Minow was talking to the 1961 convention of the National Association of Broadcasters and he didn’t mince words as he challenged his listeners to watch a day of television from the moment of sign on, when the programming started, to sign off, when it stopped.
Yes, children, there was a time in history when the television stations would actually be quiet at the end of a day.
Minow argued that “a vast wasteland” was on display.
“You will see a procession of game shows, formula comedies about totally unbelievable families, blood and thunder, mayhem, violence, sadism, murder, western bad men, western good men, private eyes, gangsters, more violence, and cartoons. And endlessly commercials — many screaming, cajoling, and offending. And most of all, boredom. True, you’ll see a few things you will enjoy. But they will be very, very few. And if you think I exaggerate, I only ask you to try it.”
The speech was a challenge to broadcasters to change their programming approach and do their work in the public interest. Wikipedia claims it was selected as one of twenty five “Speeches That Changed the World,” which is a ridiculous claim.

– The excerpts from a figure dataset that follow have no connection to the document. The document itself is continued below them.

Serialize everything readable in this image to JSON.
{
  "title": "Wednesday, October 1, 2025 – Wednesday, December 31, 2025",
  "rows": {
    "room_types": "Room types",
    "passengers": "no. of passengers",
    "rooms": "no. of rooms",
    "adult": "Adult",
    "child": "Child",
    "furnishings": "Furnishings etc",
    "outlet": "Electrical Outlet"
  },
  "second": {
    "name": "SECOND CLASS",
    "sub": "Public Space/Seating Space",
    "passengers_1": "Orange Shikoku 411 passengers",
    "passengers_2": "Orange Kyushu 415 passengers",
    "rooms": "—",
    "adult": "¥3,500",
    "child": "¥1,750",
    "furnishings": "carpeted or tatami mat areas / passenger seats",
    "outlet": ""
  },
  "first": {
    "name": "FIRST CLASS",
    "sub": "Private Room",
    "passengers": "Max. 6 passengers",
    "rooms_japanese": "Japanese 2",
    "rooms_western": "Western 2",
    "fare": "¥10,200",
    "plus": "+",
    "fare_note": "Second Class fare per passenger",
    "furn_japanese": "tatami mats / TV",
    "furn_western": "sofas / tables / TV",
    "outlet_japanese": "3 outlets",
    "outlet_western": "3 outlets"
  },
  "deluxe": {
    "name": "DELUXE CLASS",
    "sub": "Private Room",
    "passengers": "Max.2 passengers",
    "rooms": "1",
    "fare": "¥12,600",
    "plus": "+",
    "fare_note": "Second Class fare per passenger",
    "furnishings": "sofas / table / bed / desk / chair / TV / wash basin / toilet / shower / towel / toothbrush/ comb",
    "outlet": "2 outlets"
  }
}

Minow didn’t change the world. Broadcasters pretty much ignored him and went about their business. When Gilligan’s Island debuted three years later, the shipwrecked boat was named after Minow.
Years later, Minow said he was really advocating for providing more choices for viewers, and in 2015 we can see that technology has certainly taken care of that. But the broadly uplifting and ardently educational medium he imagined at the time did not materialize outside the creation of Masterpiece Theater and Sesame Street.
If Minow did anything at all in 1961, he merely predicted the empty, miserable, disappointing future of broadcasting.
When have you said the thing your audience didn’t want to hear?